When Spotify first launched in the U.S. over the summer, few doubted that the service would be popular among music fans. The real question has always been whether the company’s freemium business model would manage to convert enough users to paying subscribers. It’s still relatively early, but so far things look promising.
More than 3 million people are now paying to use Spotify, according to the Financial Times. That’s a conversion rate of more than 20%, a figure that has reportedly increased by 5% since the service hit 1 million users last year. In other words, not only is Spotify itself growing, but the rate at which people sign up for a premium or unlimited account is also increasing.
This overall growth has been fueled in no small part by the company’s partnership with Facebook, which enables the kind of super-tight, frictionless integration that the social networking giant has been pushing since f8 last March. The flood of “so-and-so listened to such-and-such” news ticker updates may be too much for some people, but the partnership has succeeded in putting Spotify’s brand and functionality in front of millions of potential new users.

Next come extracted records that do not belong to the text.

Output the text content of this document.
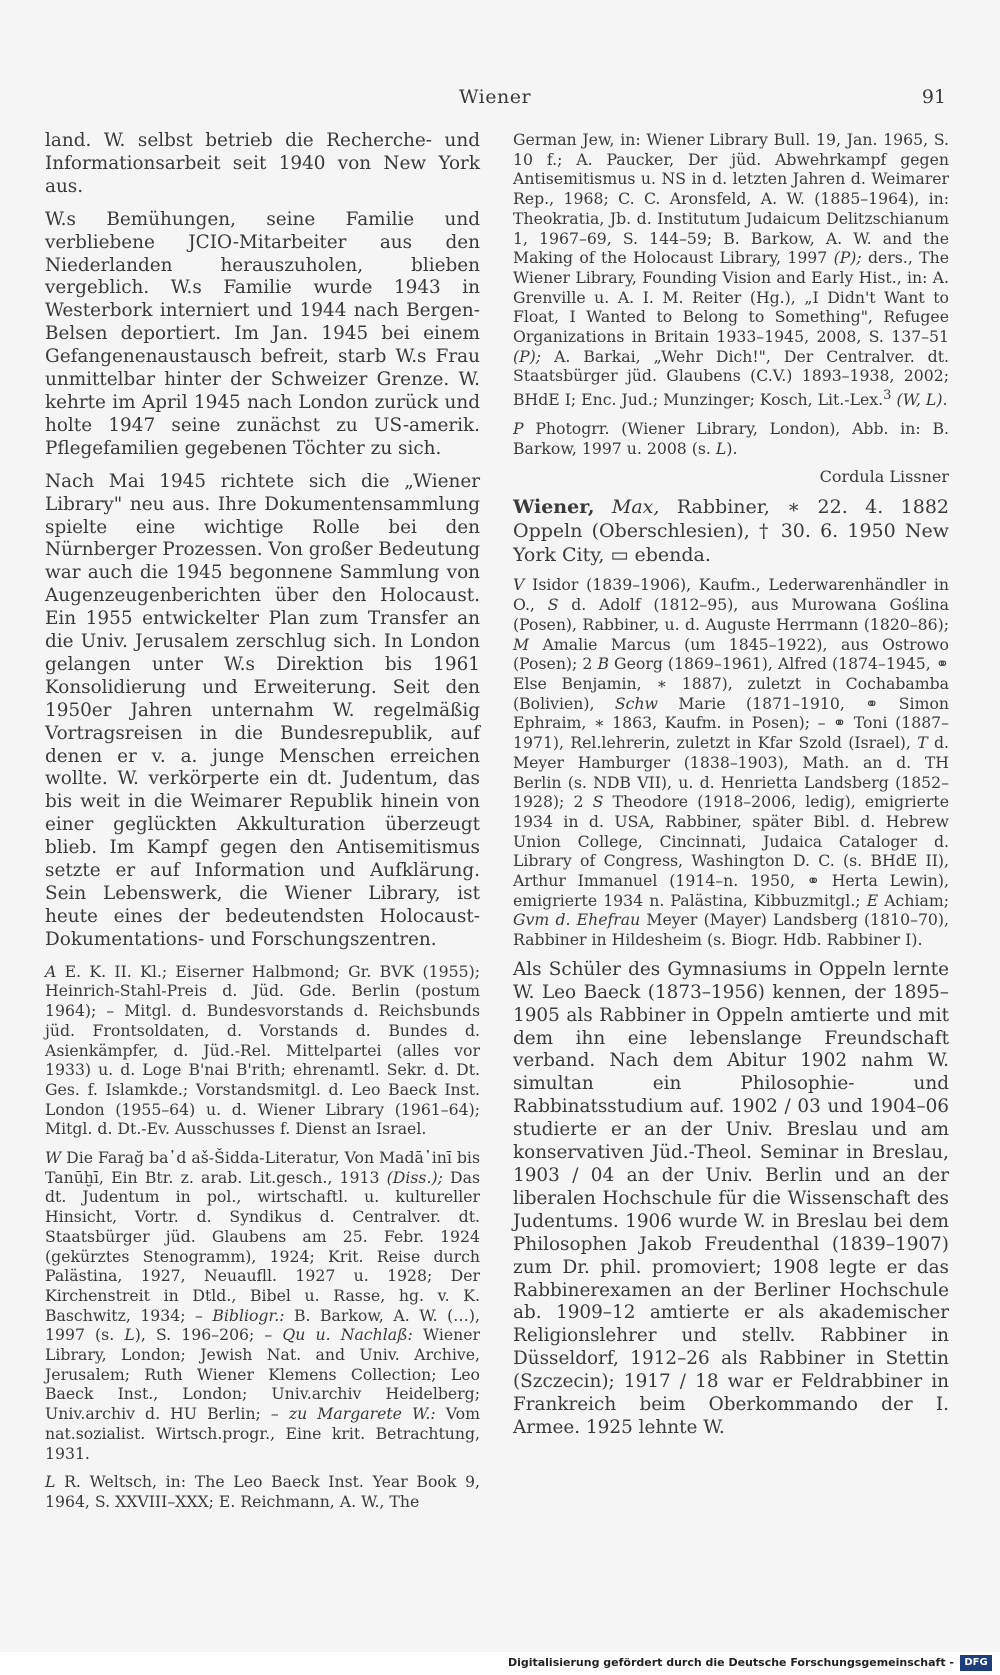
Wiener	91

land. W. selbst betrieb die Recherche- und Informationsarbeit seit 1940 von New York aus.

W.s Bemühungen, seine Familie und verbliebene JCIO-Mitarbeiter aus den Niederlanden herauszuholen, blieben vergeblich. W.s Familie wurde 1943 in Westerbork interniert und 1944 nach Bergen-Belsen deportiert. Im Jan. 1945 bei einem Gefangenenaustausch befreit, starb W.s Frau unmittelbar hinter der Schweizer Grenze. W. kehrte im April 1945 nach London zurück und holte 1947 seine zunächst zu US-amerik. Pflegefamilien gegebenen Töchter zu sich.

Nach Mai 1945 richtete sich die „Wiener Library" neu aus. Ihre Dokumentensammlung spielte eine wichtige Rolle bei den Nürnberger Prozessen. Von großer Bedeutung war auch die 1945 begonnene Sammlung von Augenzeugenberichten über den Holocaust. Ein 1955 entwickelter Plan zum Transfer an die Univ. Jerusalem zerschlug sich. In London gelangen unter W.s Direktion bis 1961 Konsolidierung und Erweiterung. Seit den 1950er Jahren unternahm W. regelmäßig Vortragsreisen in die Bundesrepublik, auf denen er v. a. junge Menschen erreichen wollte. W. verkörperte ein dt. Judentum, das bis weit in die Weimarer Republik hinein von einer geglückten Akkulturation überzeugt blieb. Im Kampf gegen den Antisemitismus setzte er auf Information und Aufklärung. Sein Lebenswerk, die Wiener Library, ist heute eines der bedeutendsten Holocaust-Dokumentations- und Forschungszentren.

A E. K. II. Kl.; Eiserner Halbmond; Gr. BVK (1955); Heinrich-Stahl-Preis d. Jüd. Gde. Berlin (postum 1964); – Mitgl. d. Bundesvorstands d. Reichsbunds jüd. Frontsoldaten, d. Vorstands d. Bundes d. Asienkämpfer, d. Jüd.-Rel. Mittelpartei (alles vor 1933) u. d. Loge B'nai B'rith; ehrenamtl. Sekr. d. Dt. Ges. f. Islamkde.; Vorstandsmitgl. d. Leo Baeck Inst. London (1955–64) u. d. Wiener Library (1961–64); Mitgl. d. Dt.-Ev. Ausschusses f. Dienst an Israel.

W Die Farağ ba῾d aš-Šidda-Literatur, Von Madā᾿inī bis Tanūḫī, Ein Btr. z. arab. Lit.gesch., 1913 (Diss.); Das dt. Judentum in pol., wirtschaftl. u. kultureller Hinsicht, Vortr. d. Syndikus d. Centralver. dt. Staatsbürger jüd. Glaubens am 25. Febr. 1924 (gekürztes Stenogramm), 1924; Krit. Reise durch Palästina, 1927, Neuaufll. 1927 u. 1928; Der Kirchenstreit in Dtld., Bibel u. Rasse, hg. v. K. Baschwitz, 1934; – Bibliogr.: B. Barkow, A. W. (…), 1997 (s. L), S. 196–206; – Qu u. Nachlaß: Wiener Library, London; Jewish Nat. and Univ. Archive, Jerusalem; Ruth Wiener Klemens Collection; Leo Baeck Inst., London; Univ.archiv Heidelberg; Univ.archiv d. HU Berlin; – zu Margarete W.: Vom nat.sozialist. Wirtsch.progr., Eine krit. Betrachtung, 1931.

L R. Weltsch, in: The Leo Baeck Inst. Year Book 9, 1964, S. XXVIII–XXX; E. Reichmann, A. W., The

German Jew, in: Wiener Library Bull. 19, Jan. 1965, S. 10 f.; A. Paucker, Der jüd. Abwehrkampf gegen Antisemitismus u. NS in d. letzten Jahren d. Weimarer Rep., 1968; C. C. Aronsfeld, A. W. (1885–1964), in: Theokratia, Jb. d. Institutum Judaicum Delitzschianum 1, 1967–69, S. 144–59; B. Barkow, A. W. and the Making of the Holocaust Library, 1997 (P); ders., The Wiener Library, Founding Vision and Early Hist., in: A. Grenville u. A. I. M. Reiter (Hg.), „I Didn't Want to Float, I Wanted to Belong to Something", Refugee Organizations in Britain 1933–1945, 2008, S. 137–51 (P); A. Barkai, „Wehr Dich!", Der Centralver. dt. Staatsbürger jüd. Glaubens (C.V.) 1893–1938, 2002; BHdE I; Enc. Jud.; Munzinger; Kosch, Lit.-Lex.$^3$ (W, L).

P Photogrr. (Wiener Library, London), Abb. in: B. Barkow, 1997 u. 2008 (s. L).

Cordula Lissner

Wiener, Max, Rabbiner, ∗ 22. 4. 1882 Oppeln (Oberschlesien), † 30. 6. 1950 New York City, ▭ ebenda.

V Isidor (1839–1906), Kaufm., Lederwarenhändler in O., S d. Adolf (1812–95), aus Murowana Goślina (Posen), Rabbiner, u. d. Auguste Herrmann (1820–86); M Amalie Marcus (um 1845–1922), aus Ostrowo (Posen); 2 B Georg (1869–1961), Alfred (1874–1945, ⚭ Else Benjamin, ∗ 1887), zuletzt in Cochabamba (Bolivien), Schw Marie (1871–1910, ⚭ Simon Ephraim, ∗ 1863, Kaufm. in Posen); – ⚭ Toni (1887–1971), Rel.lehrerin, zuletzt in Kfar Szold (Israel), T d. Meyer Hamburger (1838–1903), Math. an d. TH Berlin (s. NDB VII), u. d. Henrietta Landsberg (1852–1928); 2 S Theodore (1918–2006, ledig), emigrierte 1934 in d. USA, Rabbiner, später Bibl. d. Hebrew Union College, Cincinnati, Judaica Cataloger d. Library of Congress, Washington D. C. (s. BHdE II), Arthur Immanuel (1914–n. 1950, ⚭ Herta Lewin), emigrierte 1934 n. Palästina, Kibbuzmitgl.; E Achiam; Gvm d. Ehefrau Meyer (Mayer) Landsberg (1810–70), Rabbiner in Hildesheim (s. Biogr. Hdb. Rabbiner I).

Als Schüler des Gymnasiums in Oppeln lernte W. Leo Baeck (1873–1956) kennen, der 1895–1905 als Rabbiner in Oppeln amtierte und mit dem ihn eine lebenslange Freundschaft verband. Nach dem Abitur 1902 nahm W. simultan ein Philosophie- und Rabbinatsstudium auf. 1902 / 03 und 1904–06 studierte er an der Univ. Breslau und am konservativen Jüd.-Theol. Seminar in Breslau, 1903 / 04 an der Univ. Berlin und an der liberalen Hochschule für die Wissenschaft des Judentums. 1906 wurde W. in Breslau bei dem Philosophen Jakob Freudenthal (1839–1907) zum Dr. phil. promoviert; 1908 legte er das Rabbinerexamen an der Berliner Hochschule ab. 1909–12 amtierte er als akademischer Religionslehrer und stellv. Rabbiner in Düsseldorf, 1912–26 als Rabbiner in Stettin (Szczecin); 1917 / 18 war er Feldrabbiner in Frankreich beim Oberkommando der I. Armee. 1925 lehnte W.

Digitalisierung gefördert durch die Deutsche Forschungsgemeinschaft -	DFG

It also doesn’t hurt that the six-month window of unlimited, free streaming music for new users has begun coming to a close for the service’s earliest U.S. adopters. As that happens, those who are truly hooked on the service are forced to either put up with listening caps or cough up $5 per month to remove them. The company hasn’t said what percentage of those paid users have opted for the pricier “Premium” account, which allows for mobile streaming in addition to stripping out ads and listening caps.
This isn’t to say that there aren’t still major, outstanding questions about Spotify and the viability of the all-you-can-stream model it shares with the likes of Rdio and MOG. The music labels are evidently happy enough with the arrangement to stay on board for now, but the artists are a different story.
The streaming services pay out notoriously low royalty fees to artists, some of which have begun to question the value in being on the service. Sure, it’s a great way to promote one’s music, but it may not be economically advantageous for artists, especially if it ends up hurting record sales.